Recent Chinese economic data point to stabilization in the world's second-largest economy, helped by Beijing's targeted stimulus measures. This is positive for emerging markets, many of which are dependent on exports to the mainland.
May retail sales, for example, rose 12.5 percent on year, above analyst expectations for a 12.1 percent increase. While fixed asset investment rose 17.2 percent on year for the January-to-May period, just above expectations for a 17.1 percent rise.
"We expect reduced China growth anxiety will make emerging market equities the top-performing asset class in the second half of the year or until markets start re-pricing for the Fed's lift-off from the zero lower bound, which we think will trigger a volatility spike and increased investor risk aversion," Tim Condon, Head of Research and Chief Economist, Asia at ING wrote in a note.

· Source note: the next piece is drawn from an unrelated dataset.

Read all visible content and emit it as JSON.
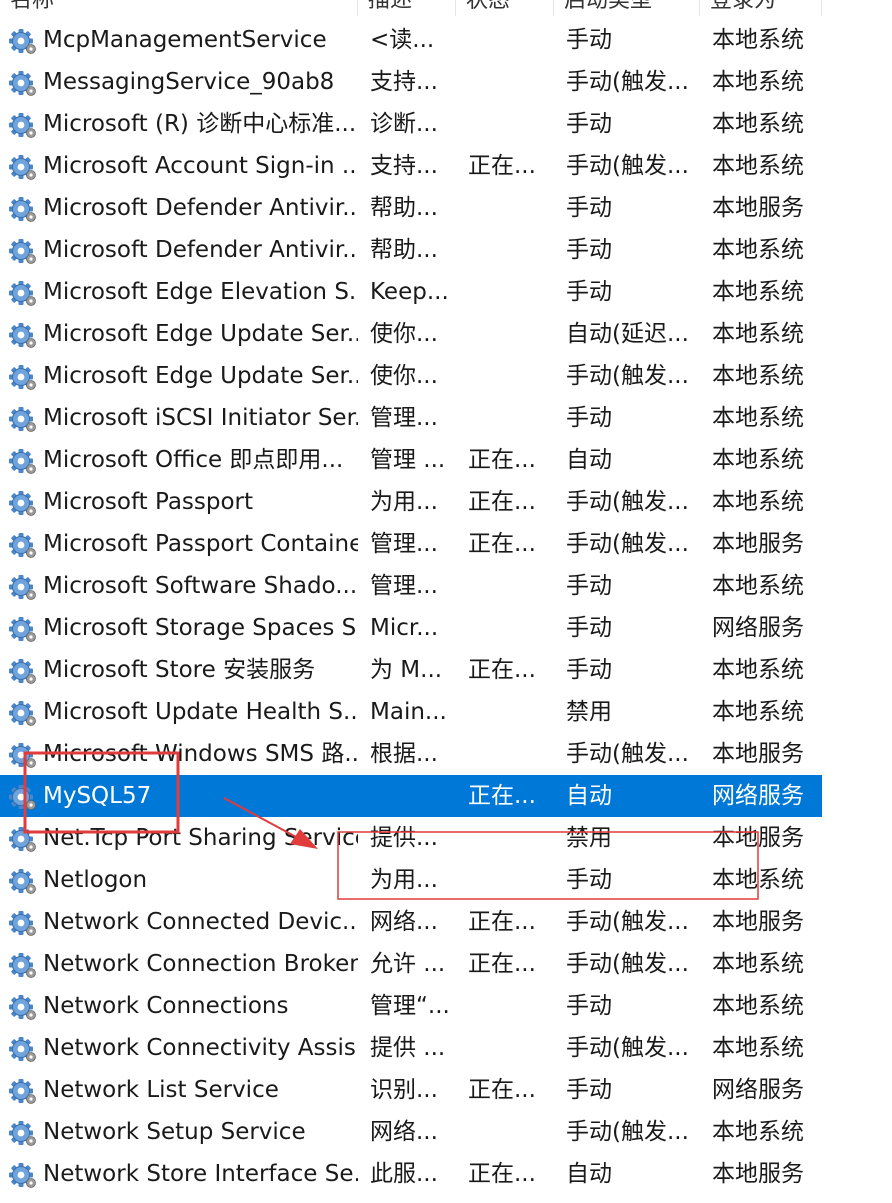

The return of capital to emerging markets also reflects recent signs of stabilization in Ukraine and attractive yields and valuations. In May, emerging markets attracted $45 billion from global stock and bond investors, the highest level of portfolio inflows since September 2012, according to global financial industry group Institute for International Finance (IIF).

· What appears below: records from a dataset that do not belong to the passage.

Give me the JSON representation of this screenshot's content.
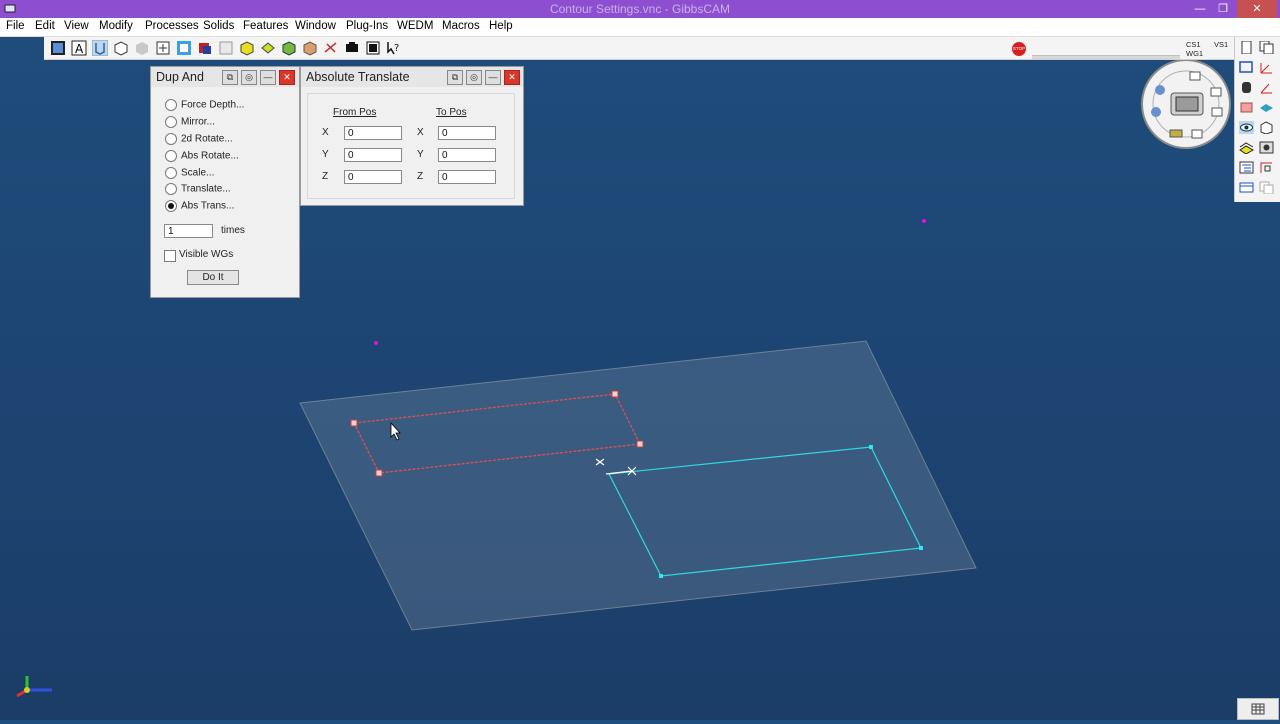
{
  "window": {
    "title": "Contour Settings.vnc - GibbsCAM",
    "minimize_glyph": "—",
    "restore_glyph": "❐",
    "close_glyph": "✕"
  },
  "menu": [
    "File",
    "Edit",
    "View",
    "Modify",
    "Processes",
    "Solids",
    "Features",
    "Window",
    "Plug-Ins",
    "WEDM",
    "Macros",
    "Help"
  ],
  "status": {
    "cs": "CS1",
    "wg": "WG1",
    "vs": "VS1",
    "stop_label": "STOP"
  },
  "dup_and": {
    "title": "Dup And",
    "options": [
      {
        "label": "Force Depth...",
        "selected": false
      },
      {
        "label": "Mirror...",
        "selected": false
      },
      {
        "label": "2d Rotate...",
        "selected": false
      },
      {
        "label": "Abs Rotate...",
        "selected": false
      },
      {
        "label": "Scale...",
        "selected": false
      },
      {
        "label": "Translate...",
        "selected": false
      },
      {
        "label": "Abs Trans...",
        "selected": true
      }
    ],
    "times_value": "1",
    "times_label": "times",
    "visible_wgs_label": "Visible WGs",
    "visible_wgs_checked": false,
    "do_it_label": "Do It"
  },
  "abs_translate": {
    "title": "Absolute Translate",
    "from_label": "From Pos",
    "to_label": "To Pos",
    "axes": [
      "X",
      "Y",
      "Z"
    ],
    "from": {
      "X": "0",
      "Y": "0",
      "Z": "0"
    },
    "to": {
      "X": "0",
      "Y": "0",
      "Z": "0"
    }
  },
  "colors": {
    "background": "#1f4a78",
    "selected_contour": "#e05050",
    "contour": "#30d8e0",
    "marker": "#e010e0"
  }
}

Emerging markets equities are up 3.9 percent year to date, slightly underperforming global stockswhich have risen 4.1 percent, according to the MSCI Emerging Markets and MSCI World indices.
India and Southeast Asian markets have been the biggest beneficiaries, said Tai Hui, chief market strategist, Asia at J.P. Morgan Funds.
"Markets that were battered into 2013 are seeing a revival because of good policy from the central banks, as well as economic momentum is not as poor as people initially thought. So I think a lot of the oversold positions are now being bought back," he said.
Strategists at Coutts Investment Office, a division of private bank Coutts & Co., agree emerging markets are the place to be.
"Currency issues facing the 'fragile five' emerging markets (Brazil, India, Indonesia, South Africa and Turkey) have dissipated, reflecting improved fundamentals in India and Indonesia, and better value following the currency sell-offs," they said.
"We believe some of the additional liquidity that will be provided by the European Central Bank's (ECB) recent monetary easing will find its way into emerging markets. While the interest-rate cuts and refinancing operations introduced by the ECB earlier this month will add only a modest amount of liquidity, this will help offset the trimming of bond purchases (quantitative easing) by the U.S. Federal Reserve in terms of the overall impact on funds flowing into emerging-market assets," they added.
In addition, Coutts strategists note that earnings momentum in emerging markets is rising for the first time since early 2012, and appears to be outstripping momentum in developed markets. "We see this also feeding into outperformance of emerging over developed equities," they said.